Search code examples
dictionaryparquet

How can I read the parquet dictionary in java


I have seen that parquet format uses dictionaries to store some columns and that these dictionaries can be used to speed up the filters if useDictionaryFilter() is used on the ParquetReader.

Is there any way to access these dictionaries from java code ?
I'd like to use them to create a list of distinct members of my column and though that it would be faster to read only the dictionary values than scanning the whole column.

I have looked into org.apache.parquet.hadoop.ParquetReader API but did not found anything.


Solution

  • The methods in org.apache.parquet.column.Dictionary allow you to:

    • Query the range of dictionary indexes: Between 0 and getMaxId().
    • Look up the entry corresponding to any index, for example for an int field you can use decodeToInt().

    Once you have a Dictionary, you can iterate over all indexes to get all entries, so the question boils down to getting a Dictionary.
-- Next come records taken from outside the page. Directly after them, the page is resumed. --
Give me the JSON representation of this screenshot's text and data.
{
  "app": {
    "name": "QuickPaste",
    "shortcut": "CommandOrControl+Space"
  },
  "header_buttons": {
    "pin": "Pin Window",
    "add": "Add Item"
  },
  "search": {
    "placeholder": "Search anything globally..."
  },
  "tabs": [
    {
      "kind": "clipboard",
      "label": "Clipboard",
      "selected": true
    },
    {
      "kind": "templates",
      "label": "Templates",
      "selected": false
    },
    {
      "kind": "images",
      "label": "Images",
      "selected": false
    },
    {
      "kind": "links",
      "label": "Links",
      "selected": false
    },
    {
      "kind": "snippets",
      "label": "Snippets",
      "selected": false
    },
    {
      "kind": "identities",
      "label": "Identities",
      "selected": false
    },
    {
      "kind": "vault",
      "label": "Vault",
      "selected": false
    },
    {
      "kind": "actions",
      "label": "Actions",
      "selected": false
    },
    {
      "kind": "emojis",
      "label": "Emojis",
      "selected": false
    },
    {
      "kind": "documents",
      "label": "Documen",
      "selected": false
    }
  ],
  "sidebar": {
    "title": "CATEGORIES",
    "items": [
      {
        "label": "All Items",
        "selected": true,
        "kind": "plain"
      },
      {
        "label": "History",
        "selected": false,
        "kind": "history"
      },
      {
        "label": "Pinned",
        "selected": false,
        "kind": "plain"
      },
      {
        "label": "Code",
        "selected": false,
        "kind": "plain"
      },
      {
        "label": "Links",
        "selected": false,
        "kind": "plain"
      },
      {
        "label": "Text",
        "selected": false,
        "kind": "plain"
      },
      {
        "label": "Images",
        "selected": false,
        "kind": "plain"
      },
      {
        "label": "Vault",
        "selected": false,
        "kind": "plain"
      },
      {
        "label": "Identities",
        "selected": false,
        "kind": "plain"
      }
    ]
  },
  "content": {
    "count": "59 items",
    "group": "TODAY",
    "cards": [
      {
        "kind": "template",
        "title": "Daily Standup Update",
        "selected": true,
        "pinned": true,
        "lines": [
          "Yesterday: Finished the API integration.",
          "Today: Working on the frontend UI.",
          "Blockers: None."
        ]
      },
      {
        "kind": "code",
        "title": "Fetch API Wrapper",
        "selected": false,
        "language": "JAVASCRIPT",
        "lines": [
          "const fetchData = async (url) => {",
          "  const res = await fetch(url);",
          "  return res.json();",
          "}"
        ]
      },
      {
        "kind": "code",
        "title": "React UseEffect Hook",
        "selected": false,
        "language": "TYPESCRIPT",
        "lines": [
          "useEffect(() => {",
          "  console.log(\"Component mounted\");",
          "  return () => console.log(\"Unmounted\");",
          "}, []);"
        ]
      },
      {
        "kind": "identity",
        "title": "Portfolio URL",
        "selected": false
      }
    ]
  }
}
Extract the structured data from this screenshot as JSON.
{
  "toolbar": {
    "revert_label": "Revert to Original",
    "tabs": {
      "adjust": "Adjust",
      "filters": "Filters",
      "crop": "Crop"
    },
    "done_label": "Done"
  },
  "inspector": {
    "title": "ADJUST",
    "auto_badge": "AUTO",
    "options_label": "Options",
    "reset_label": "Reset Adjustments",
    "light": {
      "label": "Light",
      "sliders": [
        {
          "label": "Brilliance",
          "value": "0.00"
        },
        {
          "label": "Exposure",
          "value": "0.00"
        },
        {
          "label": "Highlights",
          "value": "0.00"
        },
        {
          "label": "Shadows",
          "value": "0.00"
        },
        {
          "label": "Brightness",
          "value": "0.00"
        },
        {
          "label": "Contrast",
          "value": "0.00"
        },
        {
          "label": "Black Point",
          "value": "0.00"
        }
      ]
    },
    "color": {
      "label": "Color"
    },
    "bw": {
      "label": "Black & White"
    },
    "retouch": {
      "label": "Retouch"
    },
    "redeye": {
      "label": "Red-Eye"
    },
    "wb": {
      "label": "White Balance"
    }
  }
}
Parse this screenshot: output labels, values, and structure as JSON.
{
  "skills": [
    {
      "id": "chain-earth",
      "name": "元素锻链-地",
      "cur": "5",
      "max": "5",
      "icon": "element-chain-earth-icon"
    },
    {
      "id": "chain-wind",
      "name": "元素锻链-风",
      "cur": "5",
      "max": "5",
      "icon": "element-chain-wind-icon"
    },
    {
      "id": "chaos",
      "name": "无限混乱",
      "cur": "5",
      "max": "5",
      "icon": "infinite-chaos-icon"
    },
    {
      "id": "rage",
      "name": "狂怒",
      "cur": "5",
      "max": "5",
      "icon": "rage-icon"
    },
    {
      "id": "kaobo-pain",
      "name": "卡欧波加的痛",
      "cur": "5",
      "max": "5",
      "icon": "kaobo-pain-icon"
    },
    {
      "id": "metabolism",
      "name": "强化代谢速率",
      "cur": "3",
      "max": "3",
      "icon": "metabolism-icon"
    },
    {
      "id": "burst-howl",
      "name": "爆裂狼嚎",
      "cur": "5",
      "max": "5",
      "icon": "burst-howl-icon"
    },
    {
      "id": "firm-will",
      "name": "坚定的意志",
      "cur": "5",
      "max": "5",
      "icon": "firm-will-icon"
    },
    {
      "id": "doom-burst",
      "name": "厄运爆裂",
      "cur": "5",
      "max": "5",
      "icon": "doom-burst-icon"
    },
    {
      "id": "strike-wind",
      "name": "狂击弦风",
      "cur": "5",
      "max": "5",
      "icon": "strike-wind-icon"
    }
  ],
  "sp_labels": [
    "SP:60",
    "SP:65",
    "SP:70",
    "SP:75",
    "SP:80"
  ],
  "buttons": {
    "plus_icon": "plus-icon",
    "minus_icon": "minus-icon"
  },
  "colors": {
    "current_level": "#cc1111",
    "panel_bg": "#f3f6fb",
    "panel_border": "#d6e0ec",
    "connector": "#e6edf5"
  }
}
To do that, use ColumnReaderImpl as a guide:

    getDictionary(ColumnDescriptor path, PageReader pageReader) {
      DictionaryPage dictionaryPage = pageReader.readDictionaryPage();
      if (dictionaryPage != null) {
        Dictionary dictionary = dictionaryPage.getEncoding().initDictionary(path, dictionaryPage);
      }
    }
    

    Please note that a column chunk may contain a mixture of data pages, some dictionary-encoded and some not, because if the dictionary "gets full" (reaches the maximum allowed size), then the writer outputs the dictionary page and the dictionary-encoded data pages and switches to not using dictionary-encoding for the rest of the data pages.